Bandung (tutur.co.id) – Lembaga Survei Indonesia (LSI) baru merilis hasil hasil survei terkait kinerja pemerintahan Jawa Barat di bawah komando Gubernur Dedi Mulyadi. Yang menarik, saat tingkat kepuasan terhadap kinerja sang gubernur sangat tinggi hal yang kontras terjadi saat menyinggung kepuasan publik dari sisi ekonomi.
Ya, dalam survei yang dilakukan LSI dari tanggal 2 hingga 9 Juli 2026 dengan melibatkan 800 responden itu didapat hasil yang memang kontras jika dibandingkan dengan hasil survei terkait kinerja sang gubernur secara umum. Mayoritas masyarakat memandang ekonomi di Jawa Barat masih biasa-biasa saja atau belum dianggap baik.
Baca juga: Ingin Tahu Evaluasi Publik terhadap Kinerja Dedi Mulyadi? Baca Ini
Data dari survei LSI menunjukkan bahwa sebanyak 27 persen responden menganggap ekonomi di Jawa Barat baik (sangat baik). Sedangkan yang menganggap perekonomian Jawa Barat buruk tampak lebih besar dengan prosentase 28,3 persen (sangat buruk 3,1 persen). Sedangkan yang menganggap biasa-biasa saja mencapai 44,3 persen.

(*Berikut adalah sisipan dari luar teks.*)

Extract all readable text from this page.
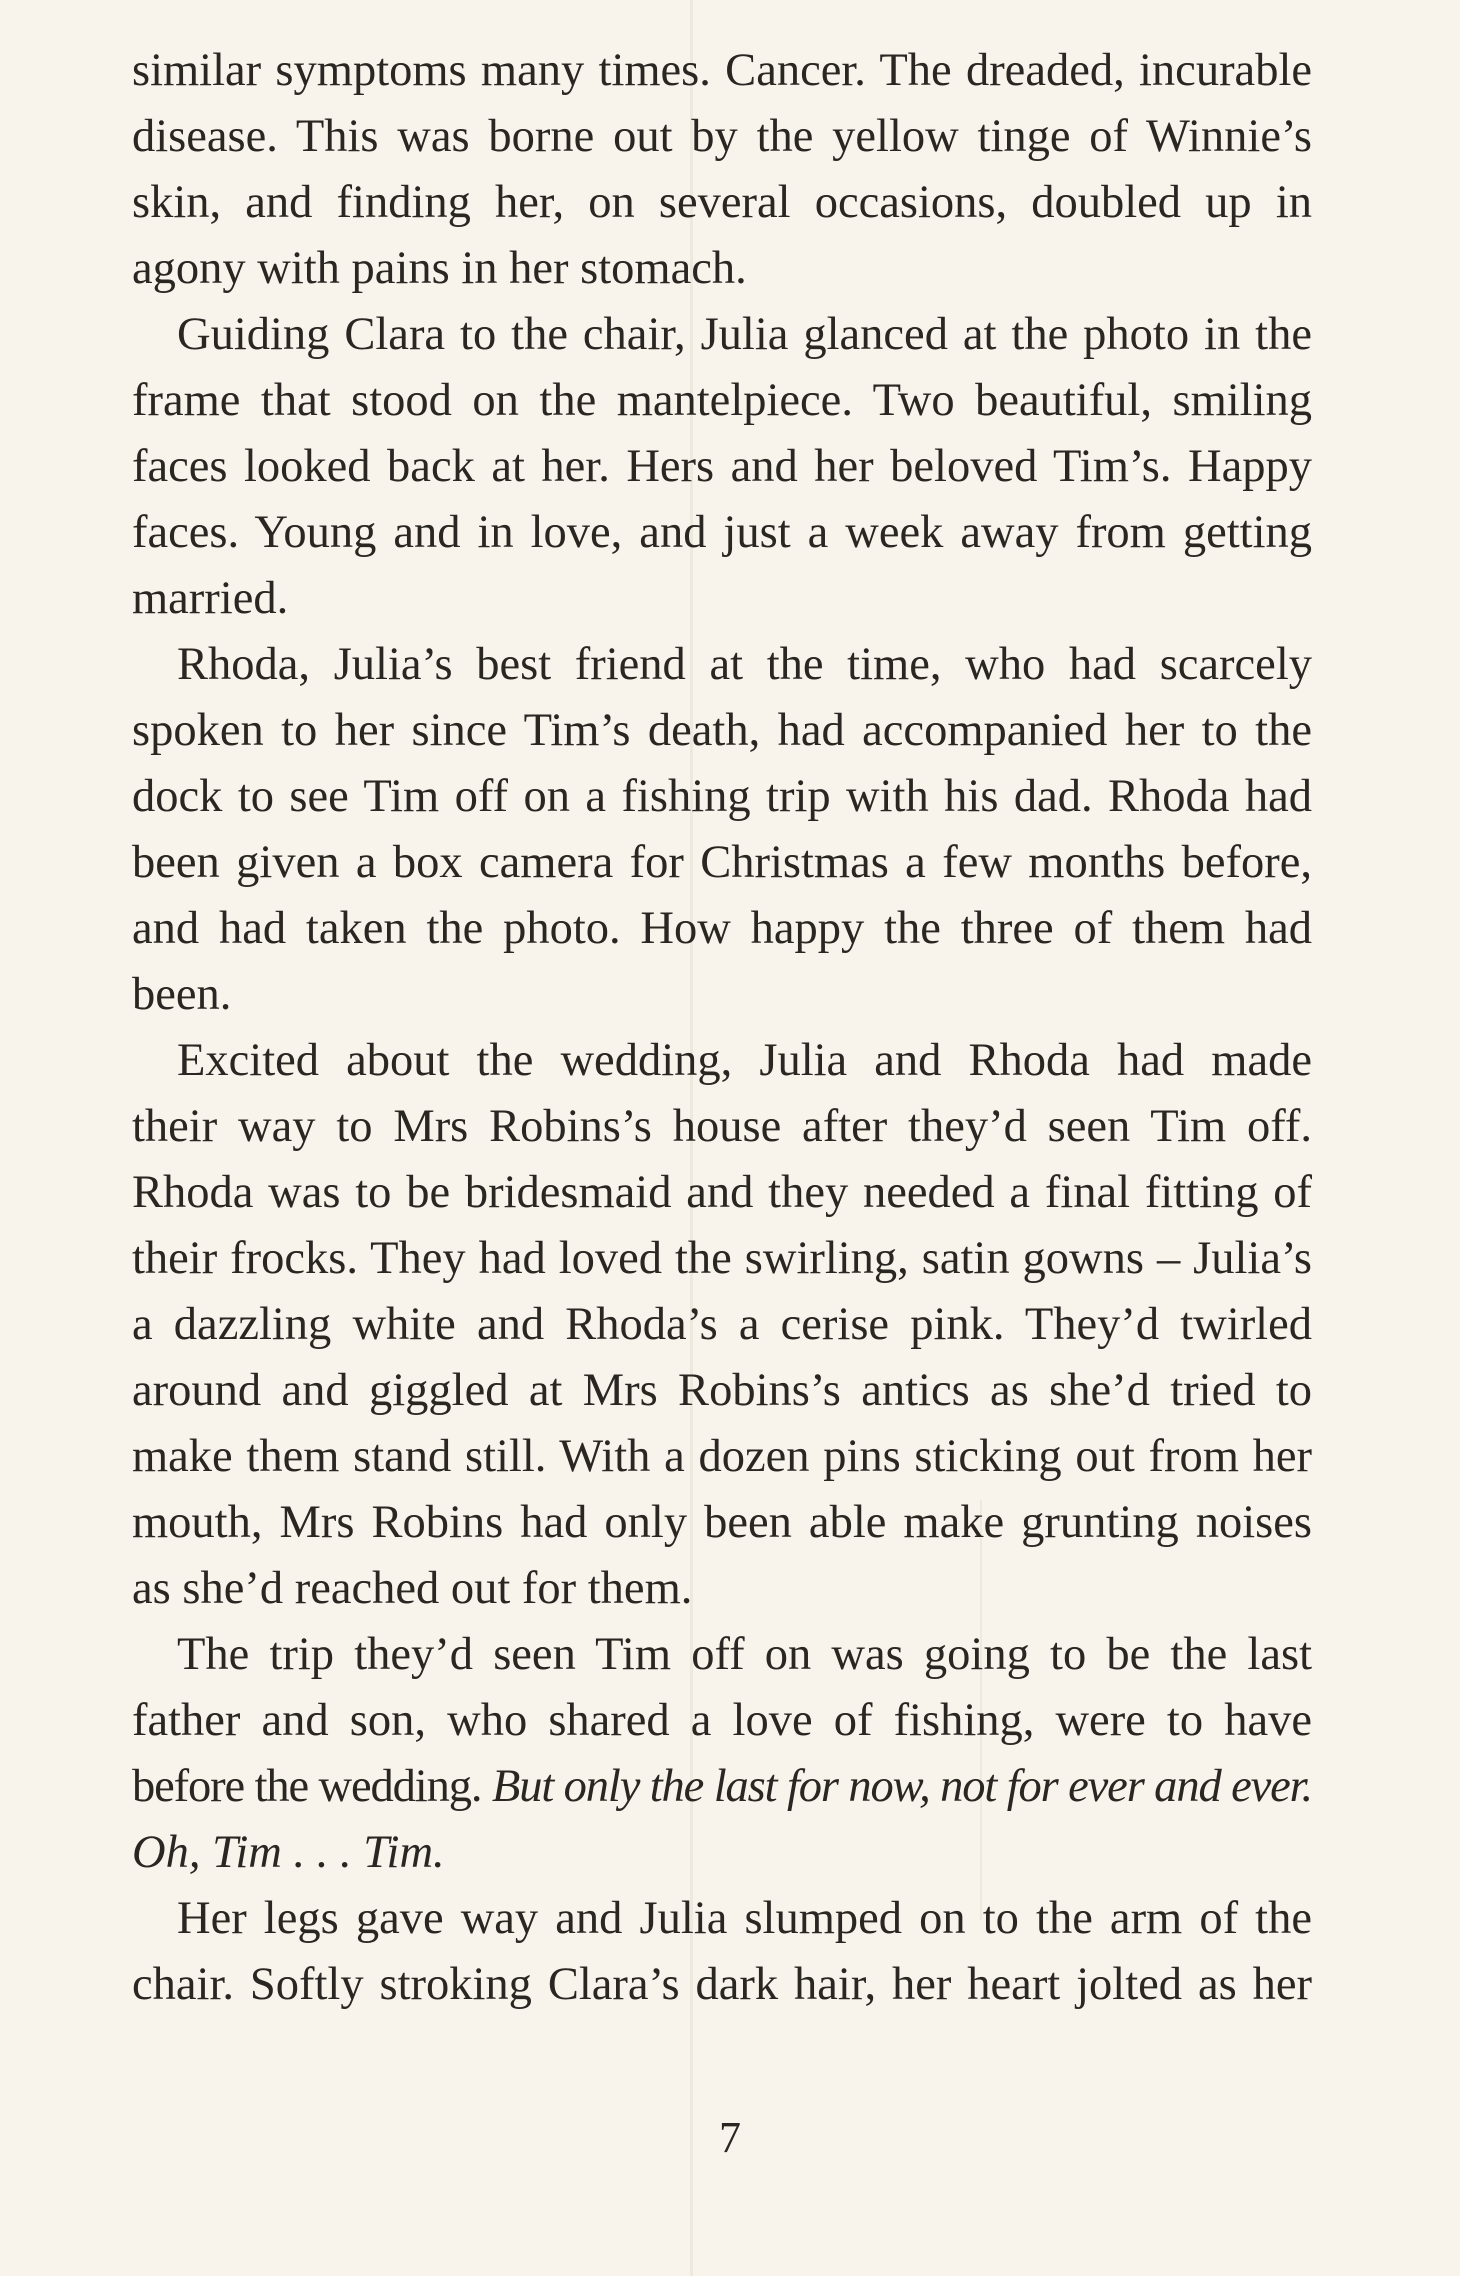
similar symptoms many times. Cancer. The dreaded, incurable
disease. This was borne out by the yellow tinge of Winnie’s
skin, and finding her, on several occasions, doubled up in
agony with pains in her stomach.
Guiding Clara to the chair, Julia glanced at the photo in the
frame that stood on the mantelpiece. Two beautiful, smiling
faces looked back at her. Hers and her beloved Tim’s. Happy
faces. Young and in love, and just a week away from getting
married.
Rhoda, Julia’s best friend at the time, who had scarcely
spoken to her since Tim’s death, had accompanied her to the
dock to see Tim off on a fishing trip with his dad. Rhoda had
been given a box camera for Christmas a few months before,
and had taken the photo. How happy the three of them had
been.
Excited about the wedding, Julia and Rhoda had made
their way to Mrs Robins’s house after they’d seen Tim off.
Rhoda was to be bridesmaid and they needed a final fitting of
their frocks. They had loved the swirling, satin gowns – Julia’s
a dazzling white and Rhoda’s a cerise pink. They’d twirled
around and giggled at Mrs Robins’s antics as she’d tried to
make them stand still. With a dozen pins sticking out from her
mouth, Mrs Robins had only been able make grunting noises
as she’d reached out for them.
The trip they’d seen Tim off on was going to be the last
father and son, who shared a love of fishing, were to have
before the wedding. But only the last for now, not for ever and ever.
Oh, Tim . . . Tim.
Her legs gave way and Julia slumped on to the arm of the
chair. Softly stroking Clara’s dark hair, her heart jolted as her
7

“Mayoritas masyarakat diberbagai kelompok demografi menilai kondisi ekonomi Jawa Barat masih berada pada tingkat sedang, sementara persepsi negatif lebih banyak ditemukan pada kelompok berpendapatan rendah,” tulis keterangan resmi dari LSI, Kamis 23 Juli 2026.
Potret yang berbeda antara kepercayaan publik terhadap kinerja Dedi Mulyadi dengan gambaran kondisi ekonomi Jawa Barat yang kontras ini tentu sangat menarik. Dan selama ini, Dedi Mulyadi memang dikenal sebagai salah satu sosok yang cukup pintar mendongkrak popularitas termasuk dengan konten-kontennya di media sosial.